Camille never knew what the old film would reveal, if it hadn’t been spoiled by time and the elements. Perhaps the professor had come across a film can that had been forgotten and shoved away in the Smithsonian archives or some library storage room at Annapolis.
She wanted to get this right, because the material was potentially significant. The roll she was carefully spooling onto the reel could be a major find. It might reveal portraits of people no one had ever seen before, landscapes now changed beyond recognition, a rare shot of a moment in time that no longer existed in this world.
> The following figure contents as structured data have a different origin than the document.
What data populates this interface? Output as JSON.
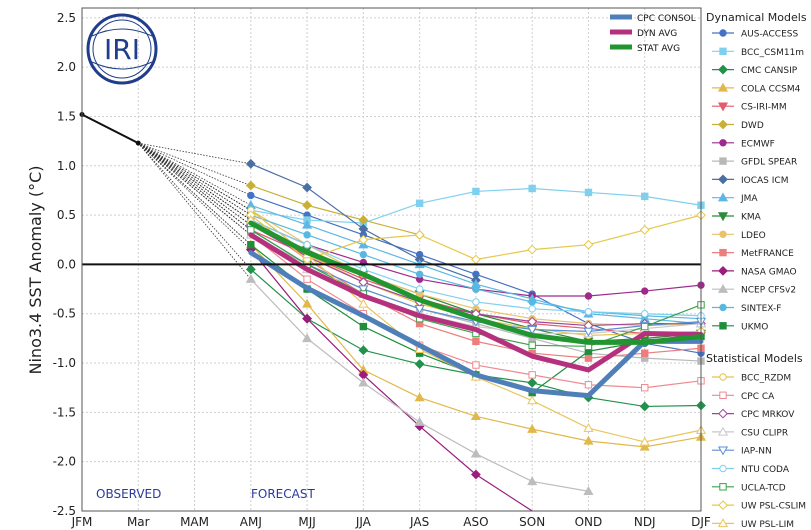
{
  "chart_data": {
    "type": "line",
    "categories": [
      "JFM",
      "Mar",
      "MAM",
      "AMJ",
      "MJJ",
      "JJA",
      "JAS",
      "ASO",
      "SON",
      "OND",
      "NDJ",
      "DJF"
    ],
    "ylabel": "Nino3.4 SST Anomaly (°C)",
    "ylim": [
      -2.5,
      2.6
    ],
    "yticks": [
      "-2.5",
      "-2.0",
      "-1.5",
      "-1.0",
      "-0.5",
      "0.0",
      "0.5",
      "1.0",
      "1.5",
      "2.0",
      "2.5"
    ],
    "grid": true,
    "logo_text": "IRI",
    "observed_label": "OBSERVED",
    "forecast_label": "FORECAST",
    "observed": [
      1.52,
      1.23
    ],
    "summary_series": [
      {
        "name": "CPC CONSOL",
        "color": "#4f7fb8",
        "values": [
          null,
          null,
          null,
          0.12,
          -0.24,
          -0.52,
          -0.82,
          -1.12,
          -1.28,
          -1.33,
          -0.78,
          -0.78
        ]
      },
      {
        "name": "DYN AVG",
        "color": "#b5317e",
        "values": [
          null,
          null,
          null,
          0.3,
          -0.05,
          -0.32,
          -0.52,
          -0.66,
          -0.93,
          -1.07,
          -0.7,
          -0.71
        ]
      },
      {
        "name": "STAT AVG",
        "color": "#21952f",
        "values": [
          null,
          null,
          null,
          0.42,
          0.12,
          -0.1,
          -0.36,
          -0.55,
          -0.72,
          -0.79,
          -0.79,
          -0.73
        ]
      }
    ],
    "dynamical_title": "Dynamical Models",
    "dynamical_models": [
      {
        "name": "AUS-ACCESS",
        "color": "#4472c4",
        "marker": "circle",
        "values": [
          null,
          null,
          null,
          0.7,
          0.5,
          0.3,
          0.1,
          -0.1,
          -0.3,
          -0.6,
          -0.8,
          -0.9
        ]
      },
      {
        "name": "BCC_CSM11m",
        "color": "#7fd0ee",
        "marker": "square",
        "values": [
          null,
          null,
          null,
          0.55,
          0.45,
          0.42,
          0.62,
          0.74,
          0.77,
          0.73,
          0.69,
          0.6
        ]
      },
      {
        "name": "CMC CANSIP",
        "color": "#22914a",
        "marker": "diamond",
        "values": [
          null,
          null,
          null,
          -0.05,
          -0.55,
          -0.87,
          -1.01,
          -1.12,
          -1.2,
          -1.35,
          -1.44,
          -1.43
        ]
      },
      {
        "name": "COLA CCSM4",
        "color": "#e0b94a",
        "marker": "triangle-up",
        "values": [
          null,
          null,
          null,
          0.2,
          -0.4,
          -1.07,
          -1.35,
          -1.54,
          -1.67,
          -1.79,
          -1.85,
          -1.75
        ]
      },
      {
        "name": "CS-IRI-MM",
        "color": "#e35b6d",
        "marker": "triangle-down",
        "values": [
          null,
          null,
          null,
          0.35,
          0.1,
          -0.15,
          -0.35,
          -0.5,
          -0.6,
          -0.65,
          -0.7,
          -0.72
        ]
      },
      {
        "name": "DWD",
        "color": "#c9b035",
        "marker": "diamond",
        "values": [
          null,
          null,
          null,
          0.8,
          0.6,
          0.45,
          0.3,
          null,
          null,
          null,
          null,
          null
        ]
      },
      {
        "name": "ECMWF",
        "color": "#9e2a8c",
        "marker": "circle",
        "values": [
          null,
          null,
          null,
          0.45,
          0.2,
          0.02,
          -0.15,
          -0.25,
          -0.32,
          -0.32,
          -0.27,
          -0.21
        ]
      },
      {
        "name": "GFDL SPEAR",
        "color": "#b8b8b8",
        "marker": "square",
        "values": [
          null,
          null,
          null,
          0.3,
          0.0,
          -0.25,
          -0.45,
          -0.6,
          -0.75,
          -0.9,
          -0.95,
          -0.98
        ]
      },
      {
        "name": "IOCAS ICM",
        "color": "#4a6fa5",
        "marker": "diamond",
        "values": [
          null,
          null,
          null,
          1.02,
          0.78,
          0.36,
          0.05,
          -0.16,
          null,
          null,
          null,
          null
        ]
      },
      {
        "name": "JMA",
        "color": "#5cb7e6",
        "marker": "triangle-up",
        "values": [
          null,
          null,
          null,
          0.6,
          0.4,
          0.2,
          0.0,
          -0.2,
          -0.35,
          -0.5,
          -0.55,
          -0.6
        ]
      },
      {
        "name": "KMA",
        "color": "#2e8b3a",
        "marker": "triangle-down",
        "values": [
          null,
          null,
          null,
          0.4,
          0.15,
          -0.1,
          -0.3,
          -0.5,
          -0.65,
          -0.78,
          -0.75,
          -0.7
        ]
      },
      {
        "name": "LDEO",
        "color": "#e8c36b",
        "marker": "circle",
        "values": [
          null,
          null,
          null,
          0.55,
          0.2,
          -0.1,
          -0.3,
          -0.45,
          -0.55,
          -0.6,
          -0.62,
          -0.6
        ]
      },
      {
        "name": "MetFRANCE",
        "color": "#ee7d7d",
        "marker": "square",
        "values": [
          null,
          null,
          null,
          0.45,
          0.05,
          -0.3,
          -0.6,
          -0.78,
          -0.9,
          -0.95,
          -0.9,
          -0.85
        ]
      },
      {
        "name": "NASA GMAO",
        "color": "#9b1d7c",
        "marker": "diamond",
        "values": [
          null,
          null,
          null,
          0.15,
          -0.55,
          -1.12,
          -1.64,
          -2.13,
          -2.5,
          null,
          null,
          null
        ]
      },
      {
        "name": "NCEP CFSv2",
        "color": "#bdbdbd",
        "marker": "triangle-up",
        "values": [
          null,
          null,
          null,
          -0.15,
          -0.75,
          -1.2,
          -1.6,
          -1.92,
          -2.2,
          -2.3,
          null,
          null
        ]
      },
      {
        "name": "SINTEX-F",
        "color": "#58b8e0",
        "marker": "circle",
        "values": [
          null,
          null,
          null,
          0.5,
          0.3,
          0.1,
          -0.1,
          -0.25,
          -0.38,
          -0.48,
          -0.52,
          -0.55
        ]
      },
      {
        "name": "UKMO",
        "color": "#1f8e3c",
        "marker": "square",
        "values": [
          null,
          null,
          null,
          0.2,
          -0.25,
          -0.63,
          -0.9,
          -1.12,
          -1.3,
          -0.88,
          -0.78,
          -0.73
        ]
      }
    ],
    "statistical_title": "Statistical Models",
    "statistical_models": [
      {
        "name": "BCC_RZDM",
        "color": "#e6c24e",
        "marker": "circle",
        "values": [
          null,
          null,
          null,
          0.55,
          0.1,
          -0.18,
          -0.4,
          -0.55,
          -0.65,
          -0.72,
          -0.7,
          -0.68
        ]
      },
      {
        "name": "CPC CA",
        "color": "#ee8a92",
        "marker": "square",
        "values": [
          null,
          null,
          null,
          0.3,
          -0.15,
          -0.5,
          -0.82,
          -1.02,
          -1.12,
          -1.22,
          -1.25,
          -1.18
        ]
      },
      {
        "name": "CPC MRKOV",
        "color": "#a0459c",
        "marker": "diamond",
        "values": [
          null,
          null,
          null,
          0.4,
          0.08,
          -0.18,
          -0.38,
          -0.5,
          -0.58,
          -0.62,
          -0.6,
          -0.6
        ]
      },
      {
        "name": "CSU CLIPR",
        "color": "#c9c9c9",
        "marker": "triangle-up",
        "values": [
          null,
          null,
          null,
          0.3,
          -0.05,
          -0.3,
          -0.5,
          -0.63,
          -0.7,
          -0.7,
          -0.65,
          -0.6
        ]
      },
      {
        "name": "IAP-NN",
        "color": "#5b8fd1",
        "marker": "triangle-down",
        "values": [
          null,
          null,
          null,
          0.35,
          0.0,
          -0.25,
          -0.45,
          -0.58,
          -0.66,
          -0.68,
          -0.62,
          -0.58
        ]
      },
      {
        "name": "NTU CODA",
        "color": "#7fd0ee",
        "marker": "circle",
        "values": [
          null,
          null,
          null,
          0.45,
          0.2,
          -0.05,
          -0.25,
          -0.38,
          -0.45,
          -0.48,
          -0.5,
          -0.52
        ]
      },
      {
        "name": "UCLA-TCD",
        "color": "#3ca34a",
        "marker": "square",
        "values": [
          null,
          null,
          null,
          0.35,
          0.0,
          -0.3,
          -0.55,
          -0.7,
          -0.82,
          -0.83,
          -0.63,
          -0.41
        ]
      },
      {
        "name": "UW PSL-CSLIM",
        "color": "#e5c84a",
        "marker": "diamond",
        "values": [
          null,
          null,
          null,
          0.5,
          0.05,
          0.25,
          0.3,
          0.05,
          0.15,
          0.2,
          0.35,
          0.5
        ]
      },
      {
        "name": "UW PSL-LIM",
        "color": "#e9c55e",
        "marker": "triangle-up",
        "values": [
          null,
          null,
          null,
          0.45,
          0.1,
          -0.4,
          -0.86,
          -1.14,
          -1.38,
          -1.66,
          -1.8,
          -1.68
        ]
      }
    ]
  }
}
On the other hand, it might be entirely prosaic—a family picnic, a generic street scene, awkward photos of unidentifiable strangers. Perhaps it might yield pictures of a long-gone loved one whose face his widow longed to see one more time. Camille still remembered the feeling of pain-filled joy when she’d looked at pictures of Jace after he’d died. Her final shots of him remained in the dark, still spooled in her camera. The vintage Leica had been her favorite, but she hadn’t touched it since the day she’d lost him.
Working with film from complete strangers suited her better. Only last week, a different storage box had yielded a rare collection of cellulose-nitrate negatives in a precarious state. The images had been clumped together, fused by time and neglect. Over painstaking hours, she had teased apart the film, removing mold and consolidating the image layers to reveal something the camera’s eye had seen nearly a century before—the only known photograph of a species of penguin that was now extinct.
Another time, she had exposed canned negatives from a portrait session with Bess Truman, one of the most camera-shy first ladies of the twentieth century. To date, the project that had gained the most attention for Camille had been a picture of a murder in commission, posthumously absolving a man who had gone to the gallows for a crime he hadn’t committed. Write-ups in the national press gave her credit for solving a long-standing mystery, but Camille considered the achievement bittersweet, knowing an innocent man had hanged for a crime while the murderer had lived to a ripe old age.